Researchers have looked at individual metabolites produced by the methionine cycle and the transulfuration pathways and found possible links with ASD, but the correlation has been inconclusive. Hahn said the more sophisticated techniques he applied revealed patterns that would not have been apparent with earlier efforts.

“A lot of studies have looked at one biomarker, one metabolite, one gene, and have found some differences, but most of the time those differences weren’t statistically significant or the results could not be reliably replicated,” Hahn said. “Our contribution is using big data techniques that are able to look at a suite of metabolites that have been correlated with ASD and make statistically a much stronger case.”

“Professor Hahn’s innovative work to improve the diagnosis for Autism as well as other ongoing efforts to advance diagnostics and develop new treatments for Alzheimer’s and neurodegenerative diseases at CBIS show how new breakthroughs in health care are possible when we focus our work at the interface between traditional boundaries,” said Deepak Vashishth, director of the CBIS.

Hahn’s interdisciplinary research at Rensselaer combines systems engineering, applied mathematics, and computer science to develop new ways of analyzing nonlinear systems found in biological or chemical processes.

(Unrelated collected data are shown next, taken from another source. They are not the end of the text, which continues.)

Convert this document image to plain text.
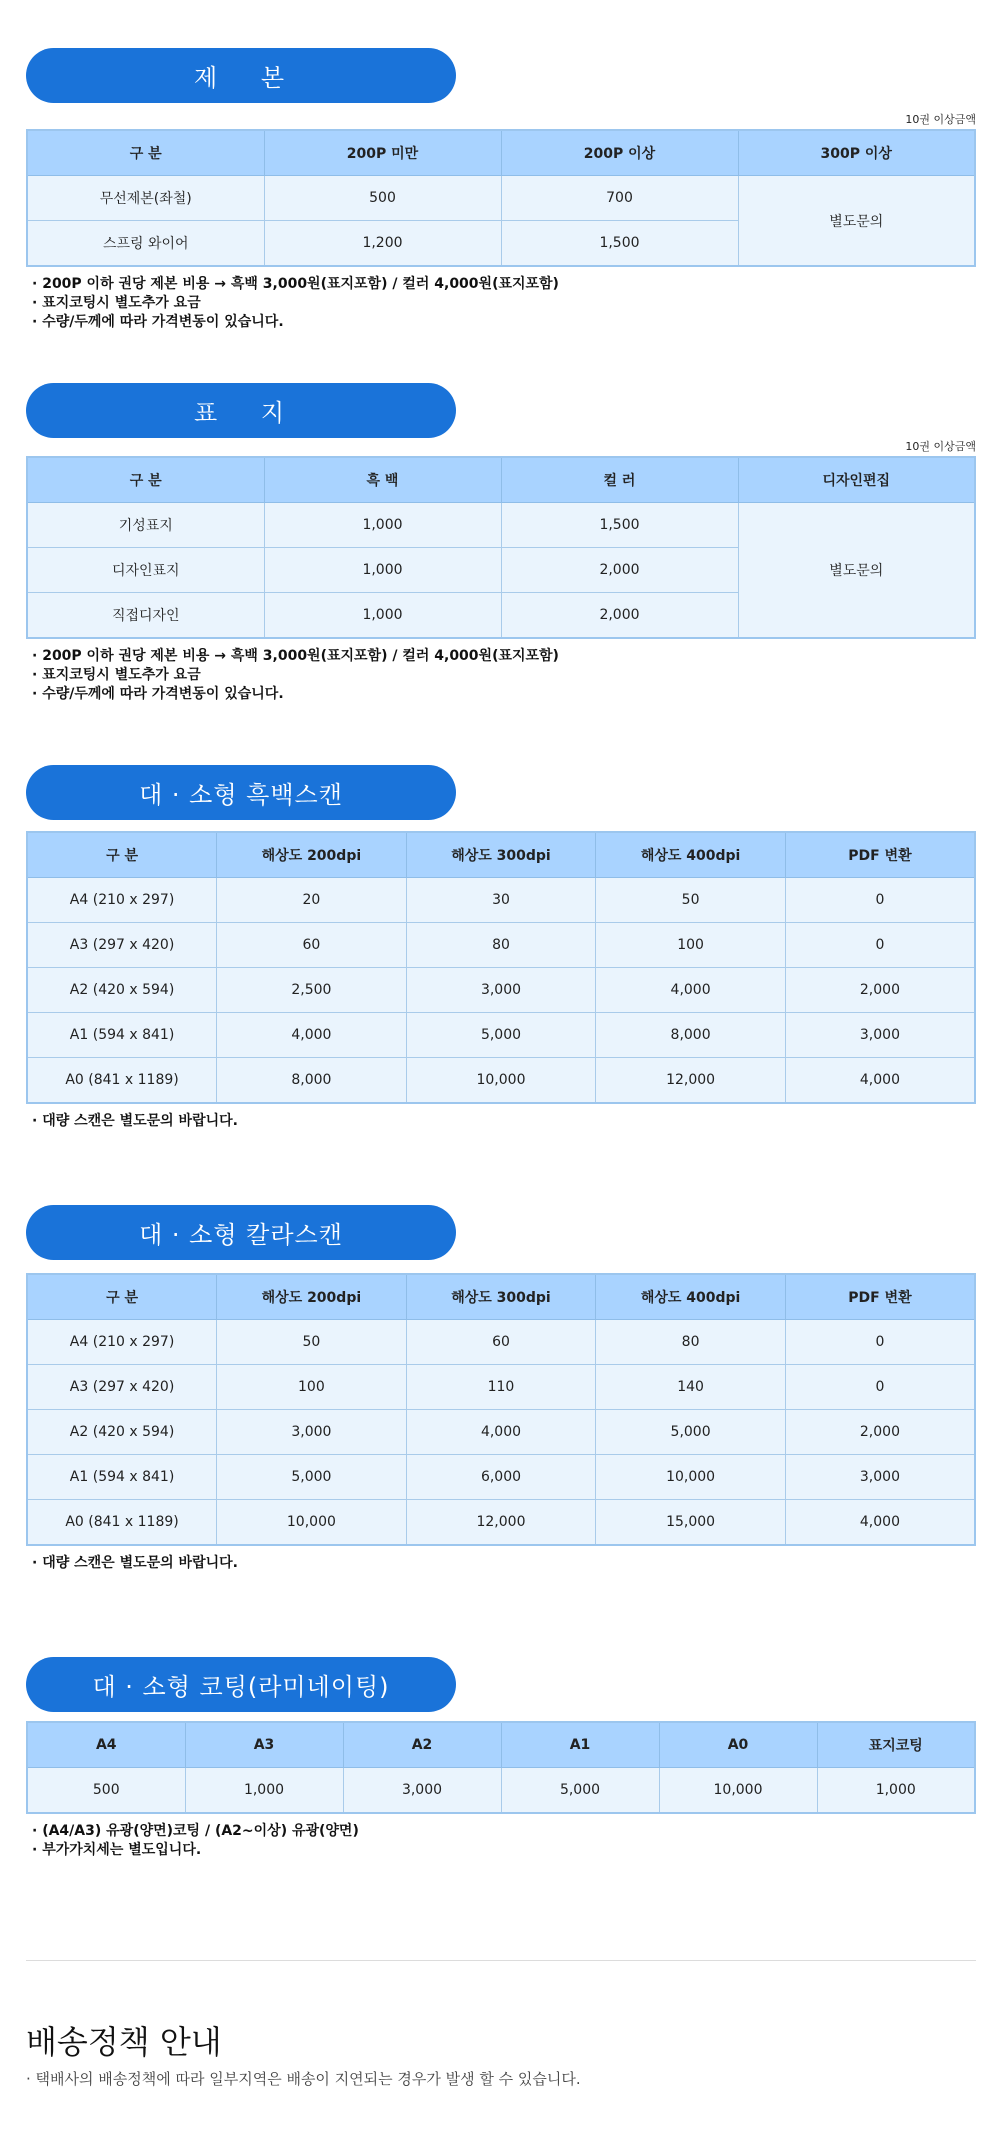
제 본
10권 이상금액
구 분	200P 미만	200P 이상	300P 이상
무선제본(좌철)	500	700	별도문의
스프링 와이어	1,200	1,500	
· 200P 이하 권당 제본 비용 → 흑백 3,000원(표지포함) / 컬러 4,000원(표지포함)
· 표지코팅시 별도추가 요금
· 수량/두께에 따라 가격변동이 있습니다.
표 지
10권 이상금액
구 분	흑 백	컬 러	디자인편집
기성표지	1,000	1,500	별도문의
디자인표지	1,000	2,000	
직접디자인	1,000	2,000	
· 200P 이하 권당 제본 비용 → 흑백 3,000원(표지포함) / 컬러 4,000원(표지포함)
· 표지코팅시 별도추가 요금
· 수량/두께에 따라 가격변동이 있습니다.
대 · 소형 흑백스캔
구 분	해상도 200dpi	해상도 300dpi	해상도 400dpi	PDF 변환
A4 (210 x 297)	20	30	50	0
A3 (297 x 420)	60	80	100	0
A2 (420 x 594)	2,500	3,000	4,000	2,000
A1 (594 x 841)	4,000	5,000	8,000	3,000
A0 (841 x 1189)	8,000	10,000	12,000	4,000
· 대량 스캔은 별도문의 바랍니다.
대 · 소형 칼라스캔
구 분	해상도 200dpi	해상도 300dpi	해상도 400dpi	PDF 변환
A4 (210 x 297)	50	60	80	0
A3 (297 x 420)	100	110	140	0
A2 (420 x 594)	3,000	4,000	5,000	2,000
A1 (594 x 841)	5,000	6,000	10,000	3,000
A0 (841 x 1189)	10,000	12,000	15,000	4,000
· 대량 스캔은 별도문의 바랍니다.
대 · 소형 코팅(라미네이팅)
A4	A3	A2	A1	A0	표지코팅
500	1,000	3,000	5,000	10,000	1,000
· (A4/A3) 유광(양면)코팅 / (A2~이상) 유광(양면)
· 부가가치세는 별도입니다.
배송정책 안내
· 택배사의 배송정책에 따라 일부지역은 배송이 지연되는 경우가 발생 할 수 있습니다.
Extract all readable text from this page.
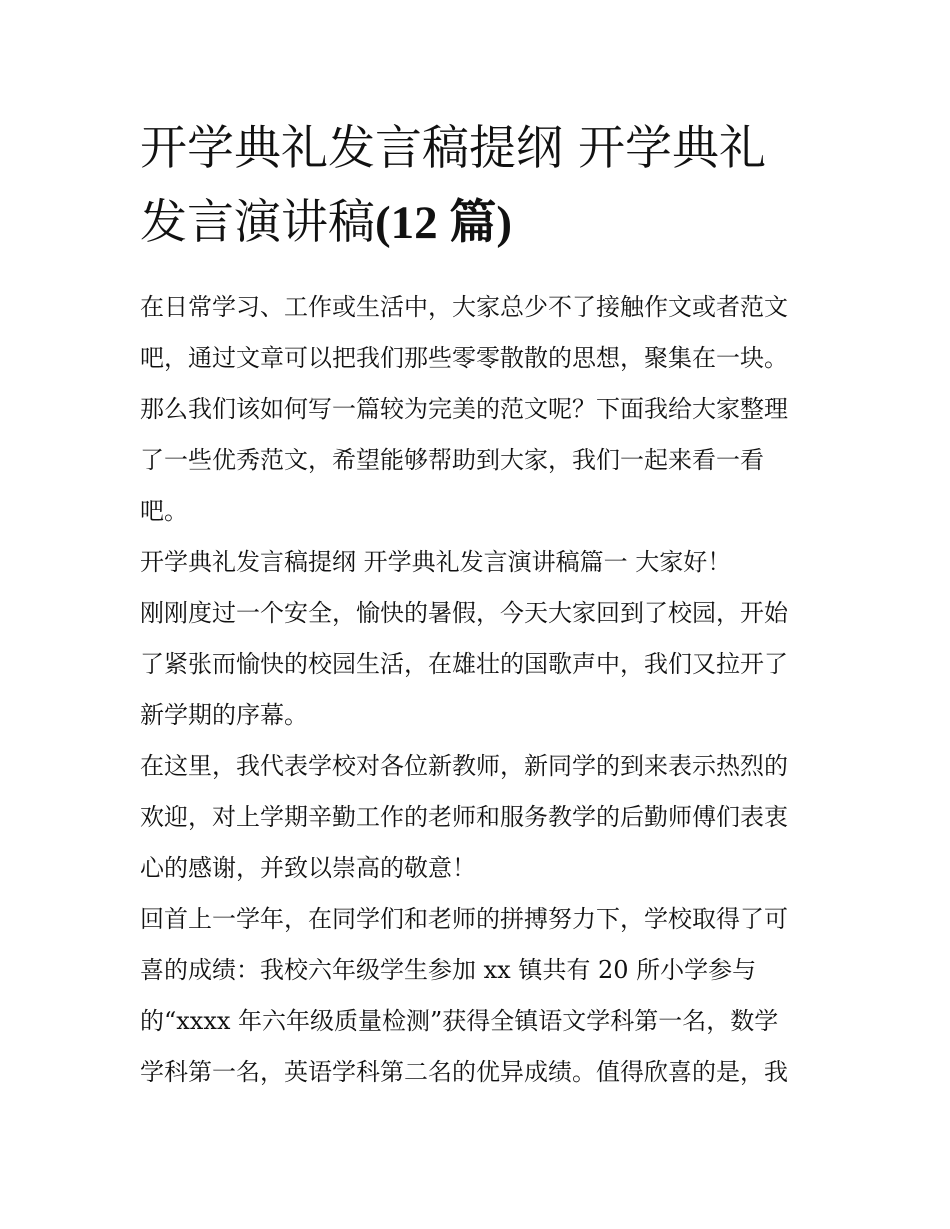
开学典礼发言稿提纲 开学典礼
发言演讲稿(12 篇)

在日常学习、工作或生活中，大家总少不了接触作文或者范文
吧，通过文章可以把我们那些零零散散的思想，聚集在一块。
那么我们该如何写一篇较为完美的范文呢？下面我给大家整理
了一些优秀范文，希望能够帮助到大家，我们一起来看一看
吧。

开学典礼发言稿提纲 开学典礼发言演讲稿篇一 大家好！

刚刚度过一个安全，愉快的暑假，今天大家回到了校园，开始
了紧张而愉快的校园生活，在雄壮的国歌声中，我们又拉开了
新学期的序幕。

在这里，我代表学校对各位新教师，新同学的到来表示热烈的
欢迎，对上学期辛勤工作的老师和服务教学的后勤师傅们表衷
心的感谢，并致以崇高的敬意！

回首上一学年，在同学们和老师的拼搏努力下，学校取得了可
喜的成绩：我校六年级学生参加 xx 镇共有 20 所小学参与
的“xxxx 年六年级质量检测”获得全镇语文学科第一名，数学
学科第一名，英语学科第二名的优异成绩。值得欣喜的是，我
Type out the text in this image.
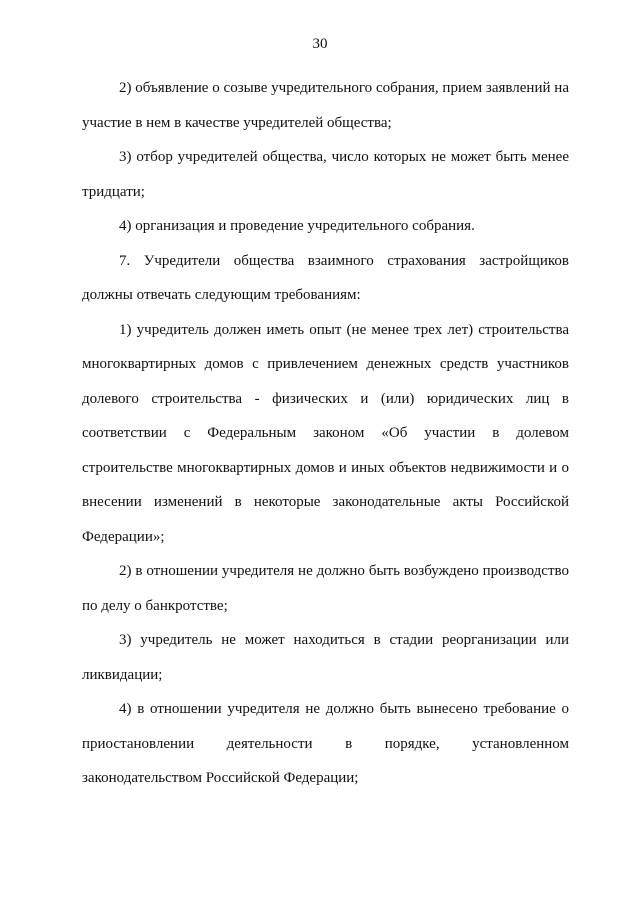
30

2) объявление о созыве учредительного собрания, прием заявлений на участие в нем в качестве учредителей общества;

3) отбор учредителей общества, число которых не может быть менее тридцати;

4) организация и проведение учредительного собрания.

7. Учредители общества взаимного страхования застройщиков должны отвечать следующим требованиям:

1) учредитель должен иметь опыт (не менее трех лет) строительства многоквартирных домов с привлечением денежных средств участников долевого строительства - физических и (или) юридических лиц в соответствии с Федеральным законом «Об участии в долевом строительстве многоквартирных домов и иных объектов недвижимости и о внесении изменений в некоторые законодательные акты Российской Федерации»;

2) в отношении учредителя не должно быть возбуждено производство по делу о банкротстве;

3) учредитель не может находиться в стадии реорганизации или ликвидации;

4) в отношении учредителя не должно быть вынесено требование о приостановлении деятельности в порядке, установленном законодательством Российской Федерации;
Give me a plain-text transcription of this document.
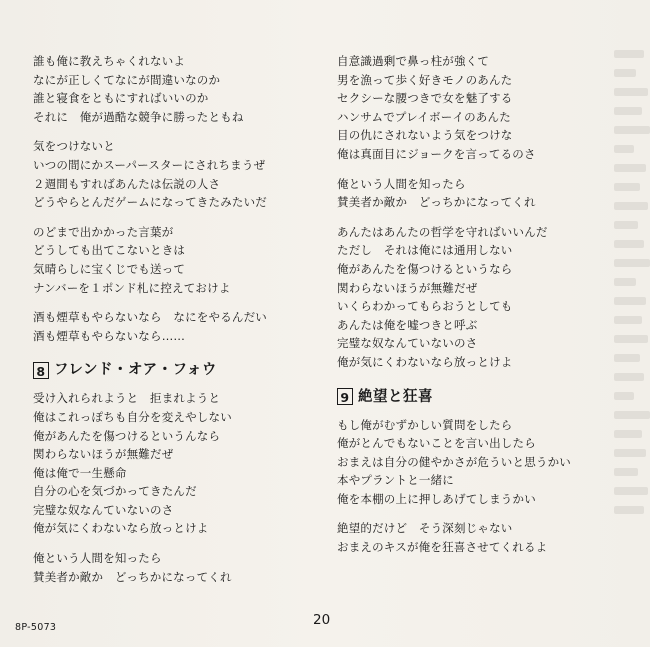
誰も俺に教えちゃくれないよ
なにが正しくてなにが間違いなのか
誰と寝食をともにすればいいのか
それに　俺が過酷な競争に勝ったともね
気をつけないと
いつの間にかスーパースターにされちまうぜ
２週間もすればあんたは伝説の人さ
どうやらとんだゲームになってきたみたいだ
のどまで出かかった言葉が
どうしても出てこないときは
気晴らしに宝くじでも送って
ナンバーを１ポンド札に控えておけよ
酒も煙草もやらないなら　なにをやるんだい
酒も煙草もやらないなら……
8 フレンド・オア・フォウ
受け入れられようと　拒まれようと
俺はこれっぽちも自分を変えやしない
俺があんたを傷つけるというんなら
関わらないほうが無難だぜ
俺は俺で一生懸命
自分の心を気づかってきたんだ
完璧な奴なんていないのさ
俺が気にくわないなら放っとけよ
俺という人間を知ったら
賛美者か敵か　どっちかになってくれ
自意識過剰で鼻っ柱が強くて
男を漁って歩く好きモノのあんた
セクシーな腰つきで女を魅了する
ハンサムでプレイボーイのあんた
目の仇にされないよう気をつけな
俺は真面目にジョークを言ってるのさ
俺という人間を知ったら
賛美者か敵か　どっちかになってくれ
あんたはあんたの哲学を守ればいいんだ
ただし　それは俺には通用しない
俺があんたを傷つけるというなら
関わらないほうが無難だぜ
いくらわかってもらおうとしても
あんたは俺を嘘つきと呼ぶ
完璧な奴なんていないのさ
俺が気にくわないなら放っとけよ
9 絶望と狂喜
もし俺がむずかしい質問をしたら
俺がとんでもないことを言い出したら
おまえは自分の健やかさが危ういと思うかい
本やプラントと一緒に
俺を本棚の上に押しあげてしまうかい
絶望的だけど　そう深刻じゃない
おまえのキスが俺を狂喜させてくれるよ
8P-5073	20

He began investigating ASD about two years ago. His recently published work on ASD offers additional insights into the disorder. For example, a recent paper published in the journal PLOS ONE with the research group of Arizona State University Professor James Adams made use of the same big data analysis techniques and showed a difference in the excretion of certain elements in the urine between children on the Autism spectrum and their neurotypical peers; these results further strengthen the findings as differences in the transulfuration pathway can be responsible for differences seen in the urine. Furthermore, work published in the Journal of Theoretical Biology with the research group of Arkansas Children’s Hospital researcher Jill James found differences in the parameter distribution functions of reaction rates in the methionine cycle and the transulfuration pathway.

The full results of Hahn’s work on ASD diagnosis are publicly available and Hahn is hopeful his work will lead to a widely available test that can support early diagnosis, although he does not intend to commercialize his results. For Hahn, the next step is to replicate the results with a new cohort working with his clinical collaborators. In the long run, Hahn hopes the model and diagnostic tool will aid in developing treatment options.

“If these pathways are different, what happens if I can manipulate the pathway so that it works similarly to the neurotypical ones?” said Hahn. “What do I need to prod? Which molecules do I need to add or take away? Having a model that describes these pathways makes it a lot easier to adjust them.”